El Carnaval como espectáculo, que como dice Guy Debord, es una mera representación de lo vivido. Por eso, como bien lo sugiere Bartrina, en el Carnaval lo importante no es la relación entre la gente sino la mediación a través de imágenes provocadoras de la fiesta. Donde lo lúdico sólo es inteligible en el consumo. No es casual que todo vaya en un paquete endulcorado, colorido, luminoso, sugestivo, sensual, sexual.

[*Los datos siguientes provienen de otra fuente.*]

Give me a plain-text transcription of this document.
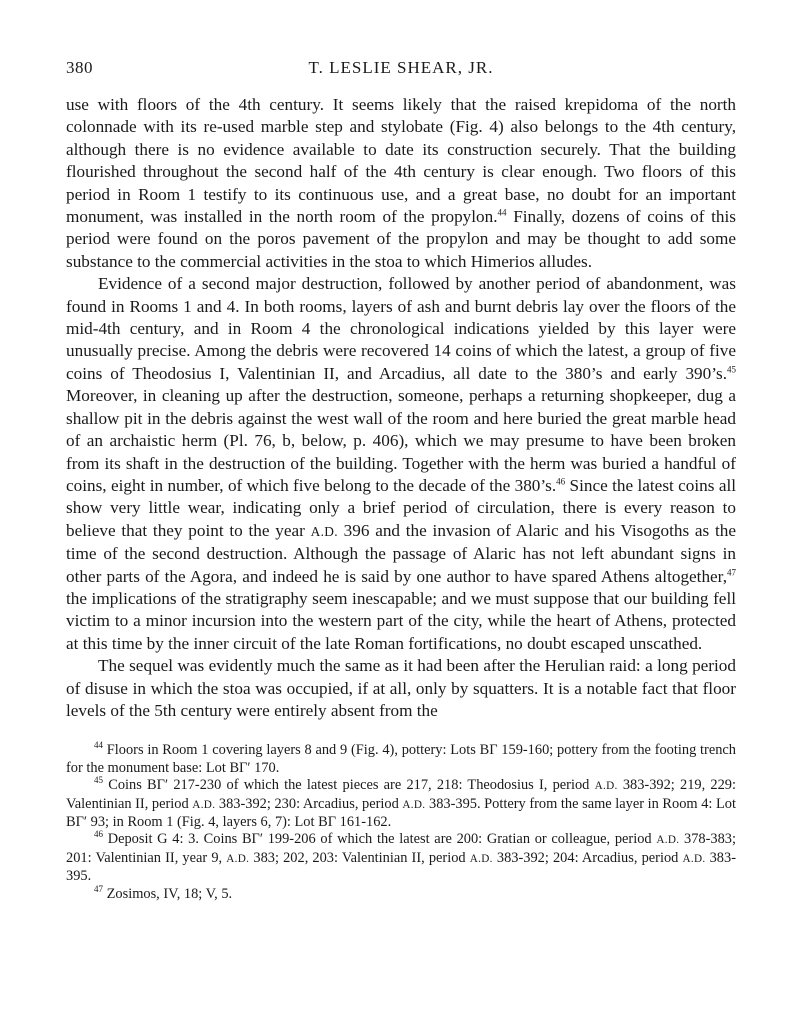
380	T. LESLIE SHEAR, JR.

use with floors of the 4th century. It seems likely that the raised krepidoma of the north colonnade with its re-used marble step and stylobate (Fig. 4) also belongs to the 4th century, although there is no evidence available to date its construction securely. That the building flourished throughout the second half of the 4th century is clear enough. Two floors of this period in Room 1 testify to its continuous use, and a great base, no doubt for an important monument, was installed in the north room of the propylon.$^{44}$ Finally, dozens of coins of this period were found on the poros pavement of the propylon and may be thought to add some substance to the commercial activities in the stoa to which Himerios alludes.

Evidence of a second major destruction, followed by another period of abandonment, was found in Rooms 1 and 4. In both rooms, layers of ash and burnt debris lay over the floors of the mid-4th century, and in Room 4 the chronological indications yielded by this layer were unusually precise. Among the debris were recovered 14 coins of which the latest, a group of five coins of Theodosius I, Valentinian II, and Arcadius, all date to the 380’s and early 390’s.$^{45}$ Moreover, in cleaning up after the destruction, someone, perhaps a returning shopkeeper, dug a shallow pit in the debris against the west wall of the room and here buried the great marble head of an archaistic herm (Pl. 76, b, below, p. 406), which we may presume to have been broken from its shaft in the destruction of the building. Together with the herm was buried a handful of coins, eight in number, of which five belong to the decade of the 380’s.$^{46}$ Since the latest coins all show very little wear, indicating only a brief period of circulation, there is every reason to believe that they point to the year A.D. 396 and the invasion of Alaric and his Visogoths as the time of the second destruction. Although the passage of Alaric has not left abundant signs in other parts of the Agora, and indeed he is said by one author to have spared Athens altogether,$^{47}$ the implications of the stratigraphy seem inescapable; and we must suppose that our building fell victim to a minor incursion into the western part of the city, while the heart of Athens, protected at this time by the inner circuit of the late Roman fortifications, no doubt escaped unscathed.

The sequel was evidently much the same as it had been after the Herulian raid: a long period of disuse in which the stoa was occupied, if at all, only by squatters. It is a notable fact that floor levels of the 5th century were entirely absent from the

$^{44}$ Floors in Room 1 covering layers 8 and 9 (Fig. 4), pottery: Lots ΒΓ 159-160; pottery from the footing trench for the monument base: Lot ΒΓ′ 170.

$^{45}$ Coins ΒΓ′ 217-230 of which the latest pieces are 217, 218: Theodosius I, period A.D. 383-392; 219, 229: Valentinian II, period A.D. 383-392; 230: Arcadius, period A.D. 383-395. Pottery from the same layer in Room 4: Lot ΒΓ′ 93; in Room 1 (Fig. 4, layers 6, 7): Lot ΒΓ 161-162.

$^{46}$ Deposit G 4: 3. Coins ΒΓ′ 199-206 of which the latest are 200: Gratian or colleague, period A.D. 378-383; 201: Valentinian II, year 9, A.D. 383; 202, 203: Valentinian II, period A.D. 383-392; 204: Arcadius, period A.D. 383-395.

$^{47}$ Zosimos, IV, 18; V, 5.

Y el alcohol a raudales haga el resto, de manera que en el éxtasis de la embriaguez, esa felicidad efímera y cachonda dará cuerda para llevar los días y semanas siguientes.

Bien, lo justificaba una amiga trabajadora, quien no se perdió ningún día de Carnaval, es que dice con una sonrisa de sandía, esto es una sola vez en el año, ¿por qué perdérselo? ¡Claro!

Además, fueron días y noches espléndidas para agarrar aire en medio de las amenazas posibles, la violencia y la incurable incertidumbre.